To play the lap-sweep off a bowler coming at you at over 140 kph calls for extreme hand-eye co-ordination. Not only to play it successfully, but also escape unhurt in case you have erred on picking the length. The length after all, Hooper insists, is the crucial factor that could be the deciding factor. AB only goes for it when the ball is full or on yorker-length.
“It is also about choosing the right length. It needs perfect timing too. Ideally, you need to pick a ball that isn’t too full, but in your half and just short enough to get under. The likes of AB though kill the yorker by playing the shot. The name of the game is being a step ahead of the bowler. He’s plenty of steps ahead,” explains Hooper.

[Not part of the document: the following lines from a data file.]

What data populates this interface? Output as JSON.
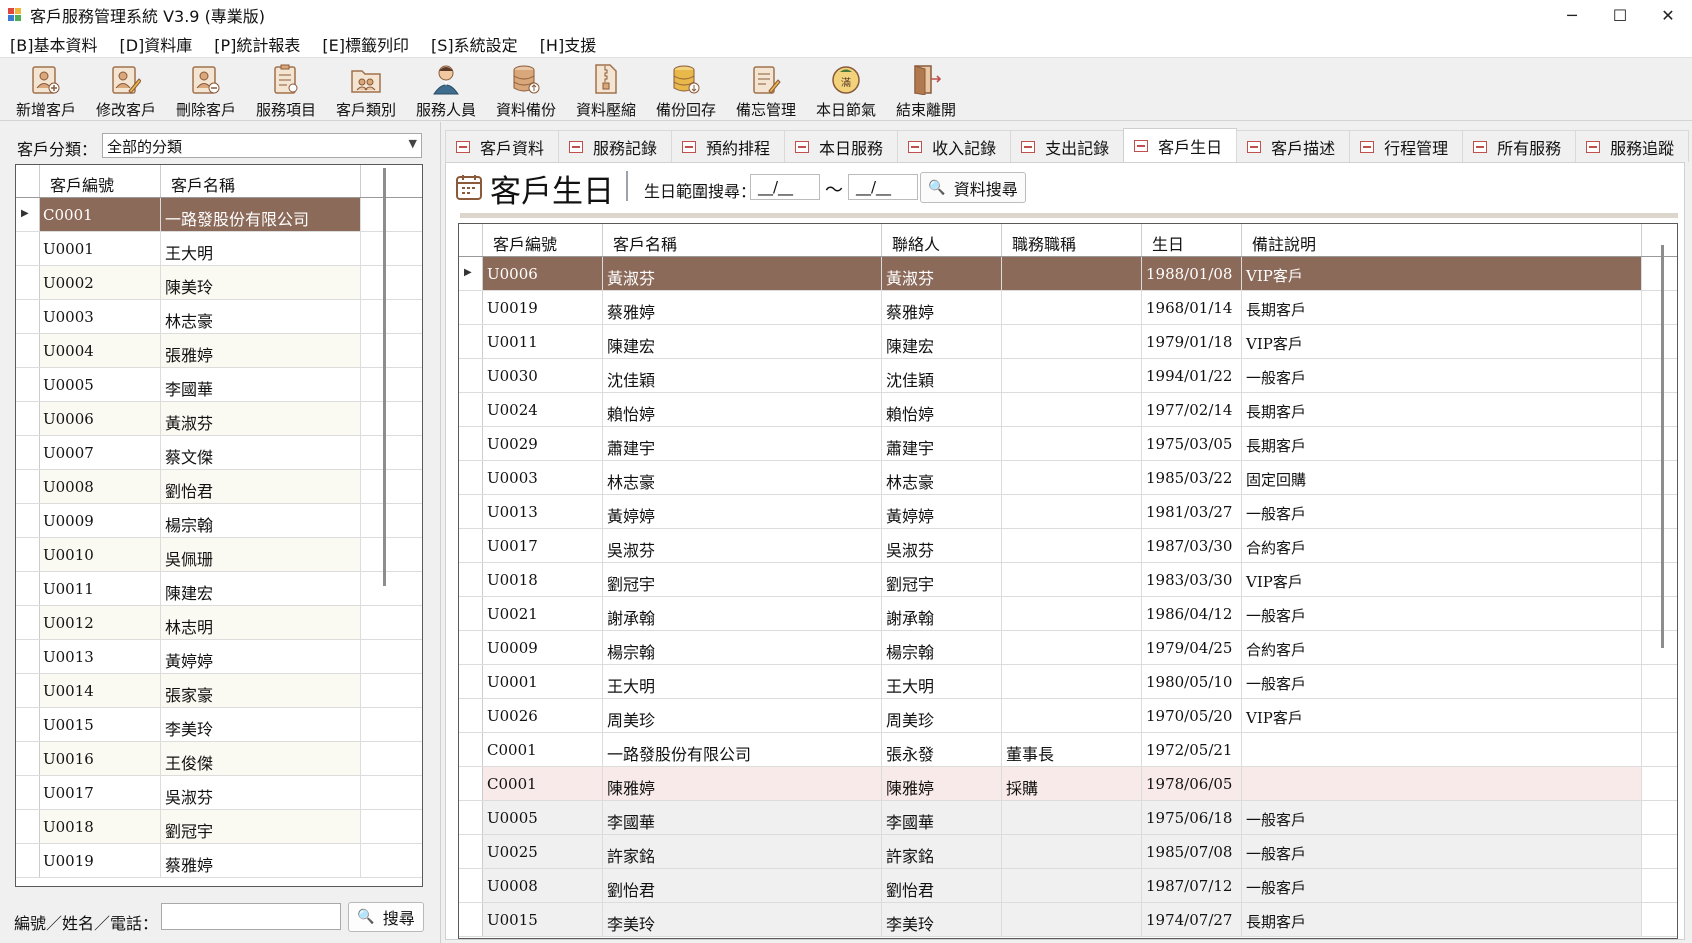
{
  "window": {
    "title": "客戶服務管理系統 V3.9 (專業版)",
    "controls": [
      "─",
      "☐",
      "✕"
    ]
  },
  "menu": [
    "[B]基本資料",
    "[D]資料庫",
    "[P]統計報表",
    "[E]標籤列印",
    "[S]系統設定",
    "[H]支援"
  ],
  "toolbar": [
    {
      "label": "新增客戶",
      "icon": "add-customer-icon"
    },
    {
      "label": "修改客戶",
      "icon": "edit-customer-icon"
    },
    {
      "label": "刪除客戶",
      "icon": "delete-customer-icon"
    },
    {
      "label": "服務項目",
      "icon": "service-items-icon"
    },
    {
      "label": "客戶類別",
      "icon": "customer-category-icon"
    },
    {
      "label": "服務人員",
      "icon": "service-staff-icon"
    },
    {
      "label": "資料備份",
      "icon": "backup-icon"
    },
    {
      "label": "資料壓縮",
      "icon": "compress-icon"
    },
    {
      "label": "備份回存",
      "icon": "restore-icon"
    },
    {
      "label": "備忘管理",
      "icon": "memo-icon"
    },
    {
      "label": "本日節氣",
      "icon": "solar-term-icon"
    },
    {
      "label": "結束離開",
      "icon": "exit-icon"
    }
  ],
  "left": {
    "category_label": "客戶分類：",
    "category_value": "全部的分類",
    "columns": [
      "客戶編號",
      "客戶名稱"
    ],
    "rows": [
      [
        "C0001",
        "一路發股份有限公司"
      ],
      [
        "U0001",
        "王大明"
      ],
      [
        "U0002",
        "陳美玲"
      ],
      [
        "U0003",
        "林志豪"
      ],
      [
        "U0004",
        "張雅婷"
      ],
      [
        "U0005",
        "李國華"
      ],
      [
        "U0006",
        "黃淑芬"
      ],
      [
        "U0007",
        "蔡文傑"
      ],
      [
        "U0008",
        "劉怡君"
      ],
      [
        "U0009",
        "楊宗翰"
      ],
      [
        "U0010",
        "吳佩珊"
      ],
      [
        "U0011",
        "陳建宏"
      ],
      [
        "U0012",
        "林志明"
      ],
      [
        "U0013",
        "黃婷婷"
      ],
      [
        "U0014",
        "張家豪"
      ],
      [
        "U0015",
        "李美玲"
      ],
      [
        "U0016",
        "王俊傑"
      ],
      [
        "U0017",
        "吳淑芬"
      ],
      [
        "U0018",
        "劉冠宇"
      ],
      [
        "U0019",
        "蔡雅婷"
      ]
    ],
    "search_label": "編號／姓名／電話：",
    "search_value": "",
    "search_button": "搜尋"
  },
  "tabs": [
    "客戶資料",
    "服務記錄",
    "預約排程",
    "本日服務",
    "收入記錄",
    "支出記錄",
    "客戶生日",
    "客戶描述",
    "行程管理",
    "所有服務",
    "服務追蹤"
  ],
  "active_tab": "客戶生日",
  "birthday": {
    "title": "客戶生日",
    "range_label": "生日範圍搜尋：",
    "date_from": "__/__",
    "tilde": "～",
    "date_to": "__/__",
    "search_button": "資料搜尋",
    "columns": [
      "客戶編號",
      "客戶名稱",
      "聯絡人",
      "職務職稱",
      "生日",
      "備註說明"
    ],
    "rows": [
      [
        "U0006",
        "黃淑芬",
        "黃淑芬",
        "",
        "1988/01/08",
        "VIP客戶"
      ],
      [
        "U0019",
        "蔡雅婷",
        "蔡雅婷",
        "",
        "1968/01/14",
        "長期客戶"
      ],
      [
        "U0011",
        "陳建宏",
        "陳建宏",
        "",
        "1979/01/18",
        "VIP客戶"
      ],
      [
        "U0030",
        "沈佳穎",
        "沈佳穎",
        "",
        "1994/01/22",
        "一般客戶"
      ],
      [
        "U0024",
        "賴怡婷",
        "賴怡婷",
        "",
        "1977/02/14",
        "長期客戶"
      ],
      [
        "U0029",
        "蕭建宇",
        "蕭建宇",
        "",
        "1975/03/05",
        "長期客戶"
      ],
      [
        "U0003",
        "林志豪",
        "林志豪",
        "",
        "1985/03/22",
        "固定回購"
      ],
      [
        "U0013",
        "黃婷婷",
        "黃婷婷",
        "",
        "1981/03/27",
        "一般客戶"
      ],
      [
        "U0017",
        "吳淑芬",
        "吳淑芬",
        "",
        "1987/03/30",
        "合約客戶"
      ],
      [
        "U0018",
        "劉冠宇",
        "劉冠宇",
        "",
        "1983/03/30",
        "VIP客戶"
      ],
      [
        "U0021",
        "謝承翰",
        "謝承翰",
        "",
        "1986/04/12",
        "一般客戶"
      ],
      [
        "U0009",
        "楊宗翰",
        "楊宗翰",
        "",
        "1979/04/25",
        "合約客戶"
      ],
      [
        "U0001",
        "王大明",
        "王大明",
        "",
        "1980/05/10",
        "一般客戶"
      ],
      [
        "U0026",
        "周美珍",
        "周美珍",
        "",
        "1970/05/20",
        "VIP客戶"
      ],
      [
        "C0001",
        "一路發股份有限公司",
        "張永發",
        "董事長",
        "1972/05/21",
        ""
      ],
      [
        "C0001",
        "陳雅婷",
        "陳雅婷",
        "採購",
        "1978/06/05",
        ""
      ],
      [
        "U0005",
        "李國華",
        "李國華",
        "",
        "1975/06/18",
        "一般客戶"
      ],
      [
        "U0025",
        "許家銘",
        "許家銘",
        "",
        "1985/07/08",
        "一般客戶"
      ],
      [
        "U0008",
        "劉怡君",
        "劉怡君",
        "",
        "1987/07/12",
        "一般客戶"
      ],
      [
        "U0015",
        "李美玲",
        "李美玲",
        "",
        "1974/07/27",
        "長期客戶"
      ]
    ]
  },
  "colors": {
    "selection": "#8b6a5a",
    "highlight_row": "#f9eaea",
    "alt_row": "#fbfaf2",
    "tab_icon": "#c0504d"
  }
}
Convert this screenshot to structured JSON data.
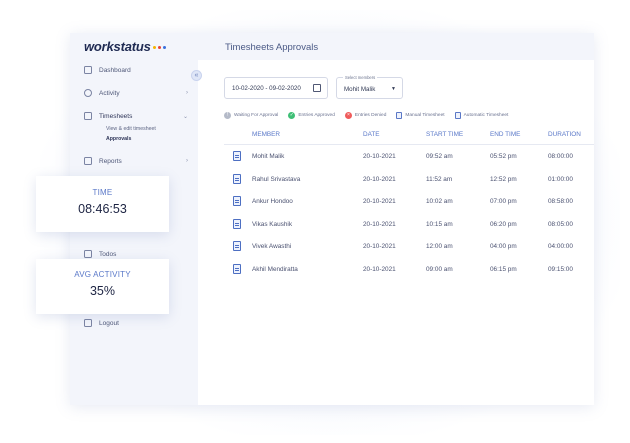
{
  "app": {
    "logo_text": "workstatus",
    "logo_dot_colors": [
      "#f4b400",
      "#e84335",
      "#3b6fdc"
    ],
    "page_title": "Timesheets Approvals"
  },
  "sidebar": {
    "collapse_icon": "double-chevron-left-icon",
    "items": [
      {
        "label": "Dashboard",
        "icon": "grid-icon",
        "chevron": ""
      },
      {
        "label": "Activity",
        "icon": "activity-icon",
        "chevron": "›"
      },
      {
        "label": "Timesheets",
        "icon": "timesheet-icon",
        "chevron": "⌄"
      },
      {
        "label": "Reports",
        "icon": "report-icon",
        "chevron": "›"
      },
      {
        "label": "Todos",
        "icon": "todo-icon",
        "chevron": ""
      },
      {
        "label": "Logout",
        "icon": "logout-icon",
        "chevron": ""
      }
    ],
    "sub_items": [
      "View & edit timesheet",
      "Approvals"
    ]
  },
  "filters": {
    "date_range": "10-02-2020 - 09-02-2020",
    "member_select_label": "Select members",
    "member_select_value": "Mohit Malik"
  },
  "legend": [
    {
      "label": "Waiting For Approval",
      "color": "#b4bac8",
      "symbol": "!"
    },
    {
      "label": "Entries Approved",
      "color": "#3fbf76",
      "symbol": "✓"
    },
    {
      "label": "Entries Denied",
      "color": "#ef5b5b",
      "symbol": "×"
    },
    {
      "label": "Manual Timesheet",
      "color": "#5b78c6",
      "symbol": "doc"
    },
    {
      "label": "Automatic Timesheet",
      "color": "#5b78c6",
      "symbol": "doc"
    }
  ],
  "table": {
    "columns": [
      "MEMBER",
      "DATE",
      "START TIME",
      "END TIME",
      "DURATION"
    ],
    "rows": [
      {
        "member": "Mohit Malik",
        "date": "20-10-2021",
        "start": "09:52 am",
        "end": "05:52 pm",
        "duration": "08:00:00"
      },
      {
        "member": "Rahul Srivastava",
        "date": "20-10-2021",
        "start": "11:52 am",
        "end": "12:52 pm",
        "duration": "01:00:00"
      },
      {
        "member": "Ankur Hondoo",
        "date": "20-10-2021",
        "start": "10:02 am",
        "end": "07:00 pm",
        "duration": "08:58:00"
      },
      {
        "member": "Vikas Kaushik",
        "date": "20-10-2021",
        "start": "10:15 am",
        "end": "06:20 pm",
        "duration": "08:05:00"
      },
      {
        "member": "Vivek Awasthi",
        "date": "20-10-2021",
        "start": "12:00 am",
        "end": "04:00 pm",
        "duration": "04:00:00"
      },
      {
        "member": "Akhil Mendiratta",
        "date": "20-10-2021",
        "start": "09:00 am",
        "end": "06:15 pm",
        "duration": "09:15:00"
      }
    ]
  },
  "cards": {
    "time_label": "TIME",
    "time_value": "08:46:53",
    "activity_label": "AVG ACTIVITY",
    "activity_value": "35%"
  }
}
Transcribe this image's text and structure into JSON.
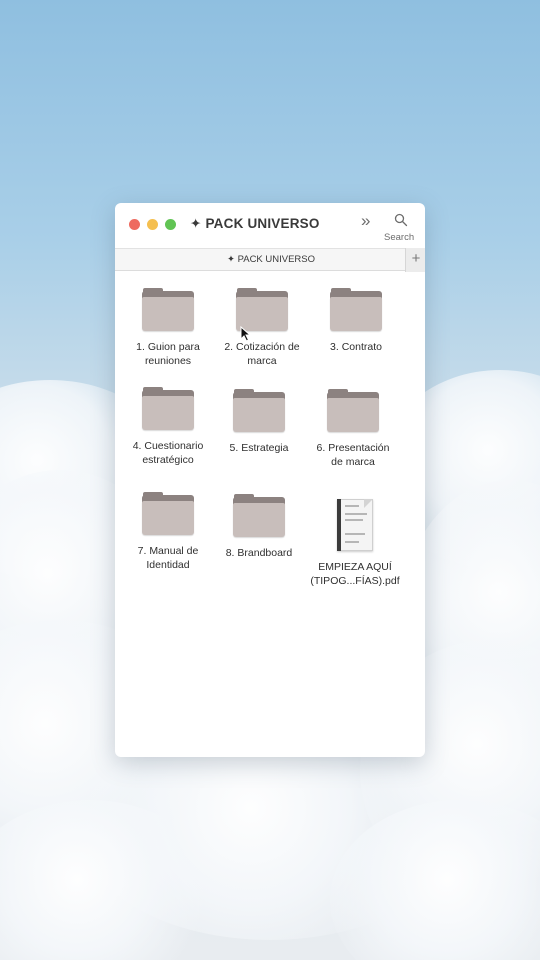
{
  "window": {
    "title": "✦ PACK UNIVERSO",
    "search_label": "Search",
    "tab_label": "✦ PACK UNIVERSO",
    "add_tab_label": "+",
    "more_label": "»"
  },
  "items": [
    {
      "type": "folder",
      "label": "1. Guion para\nreuniones"
    },
    {
      "type": "folder",
      "label": "2. Cotización de\nmarca"
    },
    {
      "type": "folder",
      "label": "3. Contrato"
    },
    {
      "type": "folder",
      "label": "4. Cuestionario\nestratégico"
    },
    {
      "type": "folder",
      "label": "5. Estrategia"
    },
    {
      "type": "folder",
      "label": "6. Presentación\nde marca"
    },
    {
      "type": "folder",
      "label": "7. Manual de\nIdentidad"
    },
    {
      "type": "folder",
      "label": "8. Brandboard"
    },
    {
      "type": "pdf",
      "label": "EMPIEZA AQUÍ\n(TIPOG...FÍAS).pdf"
    }
  ],
  "colors": {
    "folder_front": "#c8bebb",
    "folder_back": "#8c8280",
    "close": "#ee6a5f",
    "minimize": "#f5bf4f",
    "zoom": "#61c454"
  }
}
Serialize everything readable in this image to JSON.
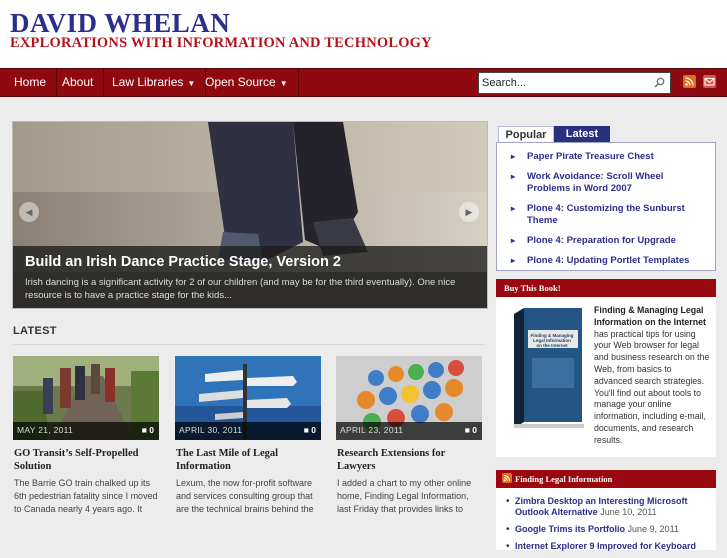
{
  "site": {
    "title": "DAVID WHELAN",
    "tagline": "EXPLORATIONS WITH INFORMATION AND TECHNOLOGY"
  },
  "nav": {
    "items": [
      "Home",
      "About",
      "Law Libraries",
      "Open Source"
    ],
    "search_value": "Search..."
  },
  "icons": {
    "search": "search-icon",
    "rss": "rss-icon",
    "email": "email-icon"
  },
  "slider": {
    "title": "Build an Irish Dance Practice Stage, Version 2",
    "excerpt": "Irish dancing is a significant activity for 2 of our children (and may be for the third eventually). One nice resource is to have a practice stage for the kids..."
  },
  "latest": {
    "heading": "LATEST",
    "posts": [
      {
        "date": "MAY 21, 2011",
        "comments": "0",
        "title": "GO Transit’s Self-Propelled Solution",
        "excerpt": "The Barrie GO train chalked up its 6th pedestrian fatality since I moved to Canada nearly 4 years ago.  It"
      },
      {
        "date": "APRIL 30, 2011",
        "comments": "0",
        "title": "The Last Mile of Legal Information",
        "excerpt": "Lexum, the now for-profit software and services consulting group that are the technical brains behind the"
      },
      {
        "date": "APRIL 23, 2011",
        "comments": "0",
        "title": "Research Extensions for Lawyers",
        "excerpt": "I added a chart to my other online home, Finding Legal Information, last Friday that provides links to"
      }
    ]
  },
  "tabs": {
    "popular_label": "Popular",
    "latest_label": "Latest",
    "items": [
      "Paper Pirate Treasure Chest",
      "Work Avoidance: Scroll Wheel Problems in Word 2007",
      "Plone 4: Customizing the Sunburst Theme",
      "Plone 4: Preparation for Upgrade",
      "Plone 4: Updating Portlet Templates"
    ]
  },
  "book": {
    "heading": "Buy This Book!",
    "cover_title": "Finding & Managing Legal Information on the Internet",
    "title": "Finding & Managing Legal Information on the Internet",
    "description": " has practical tips for using your Web browser for legal and business research on the Web, from basics to advanced search strategies. You'll find out about tools to manage your online information, including e-mail, documents, and research results."
  },
  "legal": {
    "heading": "Finding Legal Information",
    "items": [
      {
        "title": "Zimbra Desktop an Interesting Microsoft Outlook Alternative",
        "date": "June 10, 2011"
      },
      {
        "title": "Google Trims its Portfolio",
        "date": "June 9, 2011"
      },
      {
        "title": "Internet Explorer 9 Improved for Keyboard",
        "date": ""
      }
    ]
  },
  "colors": {
    "brand_blue": "#2b2f8a",
    "brand_red": "#b5121b",
    "nav_bg": "#8f0a10"
  }
}
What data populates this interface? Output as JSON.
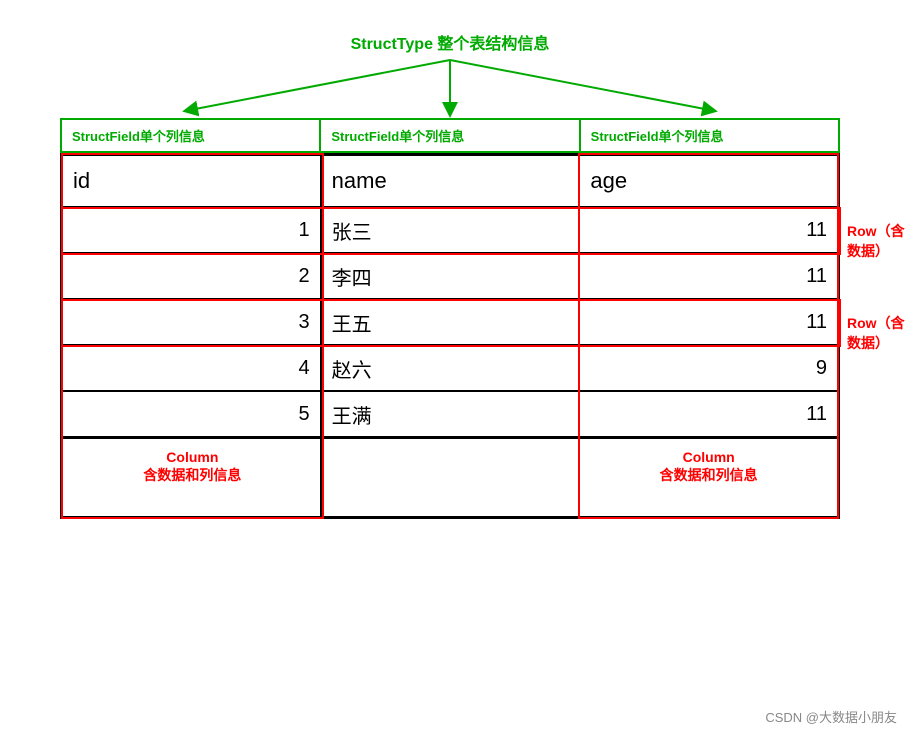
{
  "structType": {
    "label": "StructType 整个表结构信息"
  },
  "headers": [
    {
      "label": "StructField单个列信息"
    },
    {
      "label": "StructField单个列信息"
    },
    {
      "label": "StructField单个列信息"
    }
  ],
  "columns": [
    {
      "name": "id"
    },
    {
      "name": "name"
    },
    {
      "name": "age"
    }
  ],
  "rows": [
    {
      "id": "1",
      "name": "张三",
      "age": "11"
    },
    {
      "id": "2",
      "name": "李四",
      "age": "11"
    },
    {
      "id": "3",
      "name": "王五",
      "age": "11"
    },
    {
      "id": "4",
      "name": "赵六",
      "age": "9"
    },
    {
      "id": "5",
      "name": "王满",
      "age": "11"
    }
  ],
  "rowLabels": [
    {
      "text": "Row（含数据）"
    },
    {
      "text": "Row（含数据）"
    }
  ],
  "columnLabels": [
    {
      "title": "Column",
      "subtitle": "含数据和列信息"
    },
    {
      "title": "Column",
      "subtitle": "含数据和列信息"
    }
  ],
  "watermark": "CSDN @大数据小朋友"
}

The added headache that AB merrily provides for his nemeses is the fact that he stays back in his crease, and also possesses a pair of lightning-quick feet. They allow him to move sideways and up-and-down at rapid pace. Like he showed against Malinga, forcing him to bowl a wide at the Wankhede, he can also shuffle one foot in and out of the ball’s line in a split of a second. His inimitable mobility ensures that the block-hole length itself is completely thrown out of the picture, as the bowler has no clue to locate it with even half a tinge of exactness. No wonder AB is at the receiving end of a number of full-tosses, which he dispatches to the fence.
It’s the success that de Villiers has achieved in Test cricket that Kallis believes is why his compatriot incites such fear in the opposition camps across all formats.
“The reason AB is the best batsman in the world is he can adapt to the different formats in the blink of an eye. The coaching manual might have been thrown out of the window in limited-overs cricket these days. But still babies crawl before they walk. Batting’s just the same. You still need basics even to execute a lap-sweep against a fast bowler,” says the Protea all-rounder.
“That he can hit the same ball to cover as well as fine-leg that makes the bowlers’ life a nightmare these days,” adds Hooper.
The bowling community as a whole though can only be grateful that Hooper and Kallis were simply content with walking out of their crease whenever they felt adventurous. And not even tempted to push the envelope, unlike AB & Co, who have no qualms whatsoever about going down on one knee with a proposal for the outright audacious.